The parents whose multitude of virtues concealed a multitude of virtues ended up with a litter from Hell. Prinny and Freddie became so obstreperous that their tutor, to save time, beat them both at once like the Katzenjammer Kids. Prinny became a compulsive eater, drinker, and gambler who brushed off suggestions of constructive activity with, “The day is quite long enough to do nothing.” Convinced that his father hated him, he got even by entering into an invalid marriage with a Catholic in a secret ceremony, and later accused his legal, Protestant wife of adultery in the House of Lords. Craving maternal warmth, he sought out mistresses older than himself, often sharing them with his favorite crony and the King’s sworn political enemy, Charles James Fox, an atheist who spat on the floor, paddled naked in a giant bowl of cream, and urinated on the dinner roast.
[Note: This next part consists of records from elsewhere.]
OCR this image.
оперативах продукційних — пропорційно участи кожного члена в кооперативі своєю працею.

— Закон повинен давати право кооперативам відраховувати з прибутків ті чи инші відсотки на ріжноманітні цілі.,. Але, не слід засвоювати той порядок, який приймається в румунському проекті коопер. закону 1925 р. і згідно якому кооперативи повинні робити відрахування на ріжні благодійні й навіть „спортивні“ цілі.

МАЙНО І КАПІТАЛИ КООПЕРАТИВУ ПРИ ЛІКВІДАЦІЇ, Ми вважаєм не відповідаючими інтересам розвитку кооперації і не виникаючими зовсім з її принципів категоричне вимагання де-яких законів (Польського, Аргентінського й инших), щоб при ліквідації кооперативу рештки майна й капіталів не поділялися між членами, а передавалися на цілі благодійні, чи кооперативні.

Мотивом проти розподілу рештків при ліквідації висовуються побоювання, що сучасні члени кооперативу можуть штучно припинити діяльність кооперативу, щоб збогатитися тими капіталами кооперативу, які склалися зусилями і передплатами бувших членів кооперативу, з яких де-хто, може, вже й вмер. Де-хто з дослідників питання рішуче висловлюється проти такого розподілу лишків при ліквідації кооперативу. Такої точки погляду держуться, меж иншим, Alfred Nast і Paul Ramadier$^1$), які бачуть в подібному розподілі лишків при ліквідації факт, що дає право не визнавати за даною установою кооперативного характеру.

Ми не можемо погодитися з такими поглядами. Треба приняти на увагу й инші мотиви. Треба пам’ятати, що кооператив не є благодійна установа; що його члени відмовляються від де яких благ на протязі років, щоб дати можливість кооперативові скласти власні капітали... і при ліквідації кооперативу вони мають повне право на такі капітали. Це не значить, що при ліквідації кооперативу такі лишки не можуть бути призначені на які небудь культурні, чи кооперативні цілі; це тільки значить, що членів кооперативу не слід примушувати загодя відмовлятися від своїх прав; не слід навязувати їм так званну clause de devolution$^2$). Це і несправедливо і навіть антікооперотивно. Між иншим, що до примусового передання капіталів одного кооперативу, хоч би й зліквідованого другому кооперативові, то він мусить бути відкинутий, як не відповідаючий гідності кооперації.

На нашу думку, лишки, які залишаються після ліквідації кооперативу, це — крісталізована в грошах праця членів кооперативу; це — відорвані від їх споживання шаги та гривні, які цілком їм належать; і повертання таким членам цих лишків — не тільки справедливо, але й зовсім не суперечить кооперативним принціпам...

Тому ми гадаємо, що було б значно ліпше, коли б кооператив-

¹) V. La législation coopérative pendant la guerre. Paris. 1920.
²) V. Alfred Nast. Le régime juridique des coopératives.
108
Freddie’s mistress, Mary Anne Clarke, was arrested for selling army commissions. The third son, William, Duke of Clarence, lived with the actress Dora Jordan, who had 14 illegitimate children, ten of them his. Edward, Duke of Kent, lived in voluntary exile in Paris with his French mistress. Ernest, Duke of Cumberland, was suspected in the murder of his valet. Augustus, Duke of Sussex, took up radical politics and married his much-older mistress, who tried to shake down the King with threats to publish royal documents in her possession.

By the time this dynastic Jerry Springer show played itself out, virtue junkies George III and Charlotte of Mecklenburg-Strelitz had 56 illegitimate grandchildren, including one by Princess Amelia. Add the King’s periods of insanity, his attempt to strangle his heir, and the Queen’s terrified flight from his boudoir in her shift and you have another irresistible biography by British writer Christopher Hibbert, peerless master of history with its pomp down.